Reclusos de tres prisiones en Guatemala han protagonizado motines de forma simultánea y mantienen retenidas a 46 personas, entre ellas 45 trabajadores penitenciarios y un psicólogo. El Ejecutivo atribuye estos levantamientos a la pandilla Barrio 18 --catalogada por Estados Unidos como organización terrorista internacional--, cuyos miembros tratarían de recuperar antiguos privilegios dentro de las cárceles.
En una comparecencia ante la prensa, el ministro de Gobernación, Marco Antonio Villeda, ha recalcado: “Este Gobierno, esta Administración del Ministerio de Gobernación, no va a pactar con ningún grupo terrorista. No voy a ceder a esos chantajes y no voy a regresarle los privilegios con el objeto que depongan sus acciones”.
Los incidentes se han registrado en los centros penitenciarios de ‘Fraijanes 2’, ‘Renovación 1’ y en el sector 11 del ‘Centro de Detención Preventiva de la zona 18’, donde los internos han provocado desórdenes, se han hecho con el control de varias áreas y han tomado como rehenes a 46 personas.
Según un comunicado del Ministerio de Gobernación, “la fuerza pública está siguiendo con los protocolos de actuación (establecidos) frente a los motines realizados”. El texto añade: “Desde el primer momento, se activaron los procedimientos institucionales correspondientes para resguardar la integridad de todos los involucrados y asegurar que la situación sea atendida con profesionalismo, firmeza y en el marco de la seguridad democrática”.
El Gobierno de Bernardo Arévalo ha desplegado agentes de la Policía Nacional Civil, militares y personal del Sistema Penitenciario para intentar recuperar el control de las instalaciones y evitar posibles evasiones, mientras las prisiones siguen dominadas por los amotinados.
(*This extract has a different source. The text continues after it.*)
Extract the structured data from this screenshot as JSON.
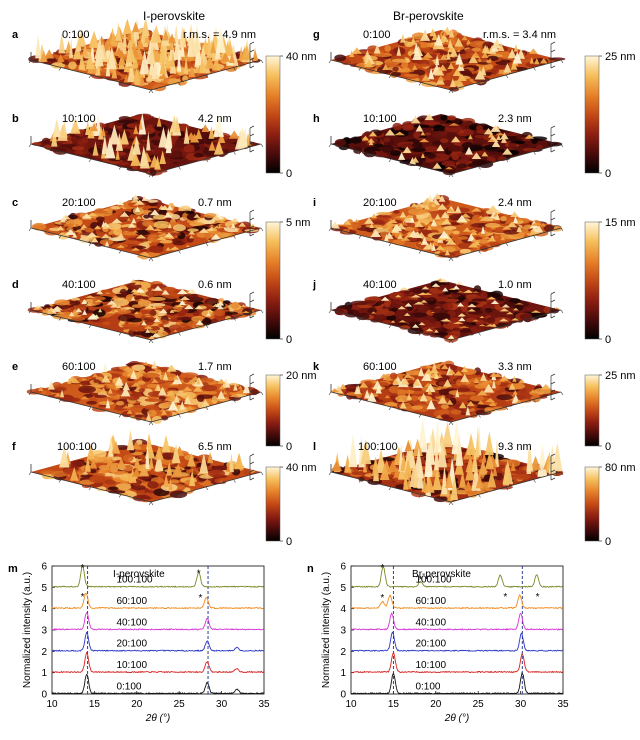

Villeda ha señalado que los motines han sido coordinados “con el fin de doblegar la autoridad del Estado” por uno de los jefes de Barrio 18, conocido como alias ‘El Lobo’, quien habría planteado una serie de demandas para poner fin a la revuelta. Entre ellas figurarían su traslado desde ‘Renovación 1’ a otro centro, la colocación de aire acondicionado en su celda y la autorización para ingresar comida de determinados restaurantes.
Otro comunicado del Ministerio subraya que “estas acciones son consecuencia de una política clara: en Guatemala no se negocia con terroristas ni con el crimen organizado, tampoco se tolera que grupos que han sembrado violencia pretendan imponer sus condiciones”.
En el mismo escrito, la cartera de Gobernación describe “las alteraciones registradas en los centros penitenciarios” como “una reacción directa a las decisiones firmes de este Ministerio de retirar privilegios a líderes de estructuras criminales y de no acceder a sus presiones ni exigencias”, y anima a la ciudadanía a “informarse únicamente por los canales oficiales”.
El comunicado concluye afirmando que “la seguridad y la paz social de todas y todos los guatemaltecos son prioridad absoluta y se defienden con autoridad, decisión y responsabilidad”.
Estos sucesos se producen tras la fuga, en octubre, de una veintena de integrantes de Barrio 18, un episodio calificado de “inaceptable” por el presidente Arévalo. Entonces anunció el refuerzo de la seguridad del sistema penitenciario, con apoyo del FBI, para corregir deficiencias y combatir la corrupción.
A raíz de aquella evasión presentaron su renuncia el entonces ministro de Gobernación, la viceministra de Asuntos Antinarcóticos y el viceministro de Seguridad. Además, el Gobierno se comprometió a levantar una nueva prisión de máxima seguridad con capacidad para hasta 2.000 internos.